Прежде всего — логика. Постановить, чтобы тот или иной человек подвергся непоправимой мере наказания, — значит решить, что у него нет никаких шансов на исправление. В этом случае аргументы обеих сторон сталкиваются вслепую и кристаллизуются в бесплодное противостояние. И никто из нас не в силах его разрешить, ибо все мы — пристрастные судьи. Отсюда наша неуверенность в праве на убийство и неспособность убедить друг друга. Если не существует абсолютной невиновности, не может быть и беспристрастных судей. А ведь всем нам на протяжении жизни случалось творить зло, даже если оно, не подпадая под статьи Уголовного кодекса, фактически являлось преступлением. Нет праведников, но есть сердца, в большей или меньшей мере причастные к праведности. Жизнь помогает нам, во всяком случае, осознать эту истину и присоединить к совокупности наших поступков ту малость добра, которая хотя бы отчасти компенсирует зло, посеянное нами в мире. Это право на жизнь, равноценное шансу на исправление, является естественным правом любого человека, даже наихудшего. Последний из злодеев и праведнейший из судей стоят в этой жизни бок о бок, в равной степени убогие и взаимно друг другу обязанные. Без этого права моральная жизнь решительно невозможна. Никому из нас, в частности, не дозволено считать пропащим ни одного человека, разве что после его смерти, когда жизнь обращается в судьбу и тем самым позволяет вынести о нем окончательное решение. Но высказывать подобное решение до смерти, объявлять о погашении долга, когда заимодавец еще жив, — такое непозволительно никому на свете. Кто решается на этой грани высказать абсолютное суждение, тот абсолютным образом осуждает самого себя.

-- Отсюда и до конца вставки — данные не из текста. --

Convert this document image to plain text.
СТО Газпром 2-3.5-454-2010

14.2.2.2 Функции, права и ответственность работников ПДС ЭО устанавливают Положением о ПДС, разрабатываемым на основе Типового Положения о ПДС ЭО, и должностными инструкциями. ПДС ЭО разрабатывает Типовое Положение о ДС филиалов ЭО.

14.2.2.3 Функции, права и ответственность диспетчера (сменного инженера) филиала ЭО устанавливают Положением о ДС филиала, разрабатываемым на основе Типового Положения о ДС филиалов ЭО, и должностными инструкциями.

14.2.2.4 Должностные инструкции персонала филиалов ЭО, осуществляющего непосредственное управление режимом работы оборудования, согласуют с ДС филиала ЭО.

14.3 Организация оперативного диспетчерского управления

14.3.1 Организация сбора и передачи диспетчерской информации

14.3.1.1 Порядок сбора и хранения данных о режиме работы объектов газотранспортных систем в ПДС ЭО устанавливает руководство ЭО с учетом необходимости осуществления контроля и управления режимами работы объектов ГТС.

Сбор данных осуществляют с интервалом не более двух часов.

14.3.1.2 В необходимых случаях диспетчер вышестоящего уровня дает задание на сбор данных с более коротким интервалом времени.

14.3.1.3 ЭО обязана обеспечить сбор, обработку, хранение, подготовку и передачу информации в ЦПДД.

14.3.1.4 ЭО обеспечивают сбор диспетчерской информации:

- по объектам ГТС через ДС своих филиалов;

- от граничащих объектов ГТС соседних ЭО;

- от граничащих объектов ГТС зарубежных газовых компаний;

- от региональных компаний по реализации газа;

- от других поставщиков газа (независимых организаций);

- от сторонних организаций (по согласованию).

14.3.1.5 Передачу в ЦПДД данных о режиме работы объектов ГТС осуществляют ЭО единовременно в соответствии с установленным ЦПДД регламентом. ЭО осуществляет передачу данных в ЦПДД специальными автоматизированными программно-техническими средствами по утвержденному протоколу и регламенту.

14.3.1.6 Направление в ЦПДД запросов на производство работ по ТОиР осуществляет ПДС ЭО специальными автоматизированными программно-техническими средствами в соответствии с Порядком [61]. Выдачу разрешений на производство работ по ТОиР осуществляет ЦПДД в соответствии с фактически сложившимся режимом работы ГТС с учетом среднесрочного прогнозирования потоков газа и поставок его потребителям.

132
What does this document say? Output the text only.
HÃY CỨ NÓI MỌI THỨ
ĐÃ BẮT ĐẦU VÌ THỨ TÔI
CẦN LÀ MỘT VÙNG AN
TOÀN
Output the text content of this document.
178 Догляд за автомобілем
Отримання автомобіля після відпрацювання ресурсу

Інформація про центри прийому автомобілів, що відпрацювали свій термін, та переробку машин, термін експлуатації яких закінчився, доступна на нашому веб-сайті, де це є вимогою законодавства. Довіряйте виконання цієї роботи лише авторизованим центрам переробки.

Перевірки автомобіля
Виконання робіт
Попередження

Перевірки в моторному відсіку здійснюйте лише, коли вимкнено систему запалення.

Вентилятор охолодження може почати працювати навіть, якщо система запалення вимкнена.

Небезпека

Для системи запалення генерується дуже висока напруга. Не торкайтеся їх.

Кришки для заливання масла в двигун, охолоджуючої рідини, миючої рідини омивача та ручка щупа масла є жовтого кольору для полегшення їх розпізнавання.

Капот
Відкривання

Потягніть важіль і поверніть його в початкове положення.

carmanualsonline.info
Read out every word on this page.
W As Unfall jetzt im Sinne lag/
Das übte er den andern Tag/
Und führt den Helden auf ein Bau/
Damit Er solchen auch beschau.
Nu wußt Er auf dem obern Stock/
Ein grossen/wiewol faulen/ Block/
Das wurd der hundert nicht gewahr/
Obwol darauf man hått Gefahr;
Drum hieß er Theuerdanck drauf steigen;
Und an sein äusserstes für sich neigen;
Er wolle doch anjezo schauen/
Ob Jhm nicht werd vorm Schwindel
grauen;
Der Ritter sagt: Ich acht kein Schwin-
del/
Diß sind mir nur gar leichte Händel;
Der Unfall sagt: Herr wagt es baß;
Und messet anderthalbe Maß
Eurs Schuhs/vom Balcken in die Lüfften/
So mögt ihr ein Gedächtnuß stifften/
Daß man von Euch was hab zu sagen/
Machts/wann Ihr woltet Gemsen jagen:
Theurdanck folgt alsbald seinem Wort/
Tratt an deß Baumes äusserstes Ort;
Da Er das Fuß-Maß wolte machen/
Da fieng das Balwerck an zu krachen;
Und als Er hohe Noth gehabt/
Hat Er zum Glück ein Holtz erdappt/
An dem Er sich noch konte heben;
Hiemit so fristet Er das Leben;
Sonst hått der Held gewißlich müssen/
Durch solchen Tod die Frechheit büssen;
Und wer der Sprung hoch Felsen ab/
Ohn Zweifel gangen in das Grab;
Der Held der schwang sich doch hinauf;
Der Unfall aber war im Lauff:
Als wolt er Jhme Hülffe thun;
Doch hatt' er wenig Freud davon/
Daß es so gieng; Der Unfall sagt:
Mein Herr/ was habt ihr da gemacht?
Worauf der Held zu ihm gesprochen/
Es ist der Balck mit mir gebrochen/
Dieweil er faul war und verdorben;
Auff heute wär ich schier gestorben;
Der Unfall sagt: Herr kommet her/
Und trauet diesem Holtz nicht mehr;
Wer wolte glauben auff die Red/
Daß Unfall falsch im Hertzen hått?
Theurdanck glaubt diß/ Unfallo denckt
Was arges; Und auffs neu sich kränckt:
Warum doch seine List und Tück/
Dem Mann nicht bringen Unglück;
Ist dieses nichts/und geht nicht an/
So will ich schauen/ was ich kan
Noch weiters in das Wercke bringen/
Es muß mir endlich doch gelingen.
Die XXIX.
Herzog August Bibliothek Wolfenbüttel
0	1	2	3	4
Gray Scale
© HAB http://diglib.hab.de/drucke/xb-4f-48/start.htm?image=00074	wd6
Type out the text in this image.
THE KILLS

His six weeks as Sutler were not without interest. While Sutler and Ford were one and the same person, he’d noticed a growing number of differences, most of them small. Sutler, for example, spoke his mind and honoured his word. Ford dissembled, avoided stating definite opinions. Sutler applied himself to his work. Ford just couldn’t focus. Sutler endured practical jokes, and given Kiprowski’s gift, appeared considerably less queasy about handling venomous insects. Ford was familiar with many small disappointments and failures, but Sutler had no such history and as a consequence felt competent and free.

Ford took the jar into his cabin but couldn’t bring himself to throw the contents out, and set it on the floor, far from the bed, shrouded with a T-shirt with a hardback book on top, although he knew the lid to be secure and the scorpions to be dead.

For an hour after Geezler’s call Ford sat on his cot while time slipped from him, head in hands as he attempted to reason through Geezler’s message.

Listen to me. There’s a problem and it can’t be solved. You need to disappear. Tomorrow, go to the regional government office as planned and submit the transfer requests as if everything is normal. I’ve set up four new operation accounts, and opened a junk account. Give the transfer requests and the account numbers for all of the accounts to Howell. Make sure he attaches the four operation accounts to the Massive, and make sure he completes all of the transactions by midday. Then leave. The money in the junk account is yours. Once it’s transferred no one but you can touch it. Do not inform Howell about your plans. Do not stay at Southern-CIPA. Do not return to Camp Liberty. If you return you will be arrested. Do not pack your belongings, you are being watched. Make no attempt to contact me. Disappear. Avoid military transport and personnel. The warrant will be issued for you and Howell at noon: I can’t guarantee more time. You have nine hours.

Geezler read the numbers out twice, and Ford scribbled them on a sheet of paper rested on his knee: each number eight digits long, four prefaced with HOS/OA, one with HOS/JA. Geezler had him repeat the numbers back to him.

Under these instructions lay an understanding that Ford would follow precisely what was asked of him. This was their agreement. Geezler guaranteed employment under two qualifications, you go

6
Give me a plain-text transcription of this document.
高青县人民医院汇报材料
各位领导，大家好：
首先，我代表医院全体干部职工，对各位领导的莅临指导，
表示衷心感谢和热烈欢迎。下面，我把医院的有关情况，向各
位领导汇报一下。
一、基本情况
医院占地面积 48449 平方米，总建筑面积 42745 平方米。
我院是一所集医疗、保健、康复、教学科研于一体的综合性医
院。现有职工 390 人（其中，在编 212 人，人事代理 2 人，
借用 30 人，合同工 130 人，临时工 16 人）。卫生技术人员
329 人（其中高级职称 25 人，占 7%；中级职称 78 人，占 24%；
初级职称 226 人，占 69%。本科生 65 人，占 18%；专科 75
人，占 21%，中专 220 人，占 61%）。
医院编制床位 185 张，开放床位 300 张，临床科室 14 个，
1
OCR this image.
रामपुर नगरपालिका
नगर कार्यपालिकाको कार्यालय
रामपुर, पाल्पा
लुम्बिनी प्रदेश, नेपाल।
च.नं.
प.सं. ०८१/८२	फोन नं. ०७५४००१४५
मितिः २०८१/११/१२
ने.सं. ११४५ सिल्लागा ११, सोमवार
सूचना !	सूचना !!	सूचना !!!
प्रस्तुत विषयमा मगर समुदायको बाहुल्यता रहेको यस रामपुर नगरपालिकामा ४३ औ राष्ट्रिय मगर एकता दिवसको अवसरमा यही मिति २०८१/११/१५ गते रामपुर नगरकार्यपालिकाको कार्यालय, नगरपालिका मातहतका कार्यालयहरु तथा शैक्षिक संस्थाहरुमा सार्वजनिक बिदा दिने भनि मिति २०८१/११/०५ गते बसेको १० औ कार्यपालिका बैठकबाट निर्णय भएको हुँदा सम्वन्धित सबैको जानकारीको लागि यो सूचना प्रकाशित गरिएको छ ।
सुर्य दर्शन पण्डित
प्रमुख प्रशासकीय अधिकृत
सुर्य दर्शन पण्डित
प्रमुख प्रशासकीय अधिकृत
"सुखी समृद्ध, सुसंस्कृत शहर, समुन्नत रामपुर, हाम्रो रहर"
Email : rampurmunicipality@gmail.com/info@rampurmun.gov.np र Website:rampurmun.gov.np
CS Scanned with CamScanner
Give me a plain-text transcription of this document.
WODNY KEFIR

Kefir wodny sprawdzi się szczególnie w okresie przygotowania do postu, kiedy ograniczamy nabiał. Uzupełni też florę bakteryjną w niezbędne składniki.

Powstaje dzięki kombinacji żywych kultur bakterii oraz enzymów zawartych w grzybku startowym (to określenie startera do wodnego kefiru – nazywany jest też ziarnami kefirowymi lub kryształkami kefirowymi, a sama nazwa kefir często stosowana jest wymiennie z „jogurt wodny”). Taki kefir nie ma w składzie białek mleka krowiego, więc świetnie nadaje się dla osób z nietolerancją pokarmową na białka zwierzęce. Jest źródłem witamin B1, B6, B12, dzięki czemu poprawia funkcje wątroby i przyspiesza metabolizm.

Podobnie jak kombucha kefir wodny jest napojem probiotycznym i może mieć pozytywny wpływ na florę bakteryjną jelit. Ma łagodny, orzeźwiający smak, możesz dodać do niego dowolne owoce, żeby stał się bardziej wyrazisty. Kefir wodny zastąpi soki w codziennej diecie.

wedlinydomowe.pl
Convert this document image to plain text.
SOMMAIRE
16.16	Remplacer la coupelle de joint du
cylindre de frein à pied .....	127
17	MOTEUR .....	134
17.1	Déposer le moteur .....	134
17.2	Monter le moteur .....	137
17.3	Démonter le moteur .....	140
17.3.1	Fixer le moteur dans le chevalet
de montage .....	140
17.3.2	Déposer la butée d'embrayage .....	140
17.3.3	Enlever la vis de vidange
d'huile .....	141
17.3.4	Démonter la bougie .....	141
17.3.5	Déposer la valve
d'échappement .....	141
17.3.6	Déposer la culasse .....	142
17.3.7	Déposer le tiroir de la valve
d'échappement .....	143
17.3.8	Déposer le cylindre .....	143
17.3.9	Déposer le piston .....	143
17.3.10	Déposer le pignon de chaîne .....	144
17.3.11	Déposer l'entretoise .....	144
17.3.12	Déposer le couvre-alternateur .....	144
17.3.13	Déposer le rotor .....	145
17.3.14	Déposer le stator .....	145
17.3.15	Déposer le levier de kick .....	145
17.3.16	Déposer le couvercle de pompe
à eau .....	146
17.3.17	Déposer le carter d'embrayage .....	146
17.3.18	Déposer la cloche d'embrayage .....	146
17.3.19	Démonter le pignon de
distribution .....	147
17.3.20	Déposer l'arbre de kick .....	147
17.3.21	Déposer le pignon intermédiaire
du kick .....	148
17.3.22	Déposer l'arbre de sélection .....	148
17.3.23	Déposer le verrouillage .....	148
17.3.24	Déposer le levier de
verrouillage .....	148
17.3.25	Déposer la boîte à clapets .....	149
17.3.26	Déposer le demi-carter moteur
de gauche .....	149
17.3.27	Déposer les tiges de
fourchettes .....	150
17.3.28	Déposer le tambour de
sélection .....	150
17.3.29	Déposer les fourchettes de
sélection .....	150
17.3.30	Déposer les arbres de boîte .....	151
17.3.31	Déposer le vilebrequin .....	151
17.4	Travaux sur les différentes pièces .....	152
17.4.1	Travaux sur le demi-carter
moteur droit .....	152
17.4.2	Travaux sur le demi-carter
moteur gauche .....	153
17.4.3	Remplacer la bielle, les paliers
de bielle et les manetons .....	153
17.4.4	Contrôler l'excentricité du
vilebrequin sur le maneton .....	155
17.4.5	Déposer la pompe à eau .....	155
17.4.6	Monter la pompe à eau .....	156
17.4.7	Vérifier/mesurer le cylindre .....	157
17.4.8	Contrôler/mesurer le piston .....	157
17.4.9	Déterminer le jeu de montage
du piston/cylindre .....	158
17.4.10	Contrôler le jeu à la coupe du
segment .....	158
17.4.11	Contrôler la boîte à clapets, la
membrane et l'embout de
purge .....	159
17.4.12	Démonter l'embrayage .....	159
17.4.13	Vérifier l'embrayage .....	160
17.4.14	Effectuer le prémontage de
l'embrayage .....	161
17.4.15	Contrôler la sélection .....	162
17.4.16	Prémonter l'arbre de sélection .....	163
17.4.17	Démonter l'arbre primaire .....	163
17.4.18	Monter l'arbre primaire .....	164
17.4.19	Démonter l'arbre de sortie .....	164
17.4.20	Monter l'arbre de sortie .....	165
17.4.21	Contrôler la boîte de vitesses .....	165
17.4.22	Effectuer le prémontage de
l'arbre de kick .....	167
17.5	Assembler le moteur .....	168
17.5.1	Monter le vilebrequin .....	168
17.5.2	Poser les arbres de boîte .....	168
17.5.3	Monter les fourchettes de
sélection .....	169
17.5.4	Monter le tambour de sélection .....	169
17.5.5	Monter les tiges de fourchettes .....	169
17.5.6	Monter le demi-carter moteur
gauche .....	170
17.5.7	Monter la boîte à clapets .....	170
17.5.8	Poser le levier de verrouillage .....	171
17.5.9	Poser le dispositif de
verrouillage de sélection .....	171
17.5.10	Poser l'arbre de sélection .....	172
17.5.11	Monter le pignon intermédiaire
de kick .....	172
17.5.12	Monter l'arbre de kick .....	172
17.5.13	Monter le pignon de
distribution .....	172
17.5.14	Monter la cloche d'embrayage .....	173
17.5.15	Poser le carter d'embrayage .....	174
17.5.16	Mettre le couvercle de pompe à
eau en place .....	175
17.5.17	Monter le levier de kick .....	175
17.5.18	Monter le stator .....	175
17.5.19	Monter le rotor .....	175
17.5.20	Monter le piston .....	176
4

Бернар Фалло, член банды Мази, состоявший на службе у гестапо, приговоренный к смерти после того, как признал себя виновным во множестве ужасных злодеяний, и принявший смерть с величайшим мужеством, заявил, что не может быть помилован. «У меня руки по локоть в крови», — признался он одному из сокамерников. [Жан Боконьяно. «Загон для хищников, тюрьма Френ», изд. «Фюзо»] Его собственное мнение и мнение его судей свидетельствовали о том, что он относится к разряду неисправимых, и я готов был бы согласиться с этим, если бы не познакомился с одним потрясающим свидетельством. Вот что говорил Фалло тому же сокамернику, перед этим заявив ему, что хотел бы умереть с честью: «Хочешь, скажу, о чем я больше всего жалею? Ну так вот: жалко, что я раньше не был знаком с Библией — я впервые открыл ее только здесь, в тюрьме. Будь иначе, я не угодил бы сюда». Нам не пристало умиляться картинными условностями и поминать добродетельных каторжников Виктора Гюго. Века, что зовутся просвещенными, хотели бы упразднить смертную казнь под тем предлогом, что человек-де по природе своей добр. Естественно, это совсем не так (на самом деле он лучше или хуже). За последние двадцать лет нашей блистательной истории мы прекрасно усвоили эту истину. Но именно потому, что это совсем не так, никто из нас не вправе брать на себя роль абсолютного судьи и выносить окончательный приговор худшему из злодеев, — ведь никто из нас не может претендовать на абсолютную невиновность. Непреложное суждение нарушает единственную неоспоримую человеческую солидарность — ту, что противостоит смерти; оно может быть оправдано лишь с помощью истины или принципа, выходящих за рамки человеческого.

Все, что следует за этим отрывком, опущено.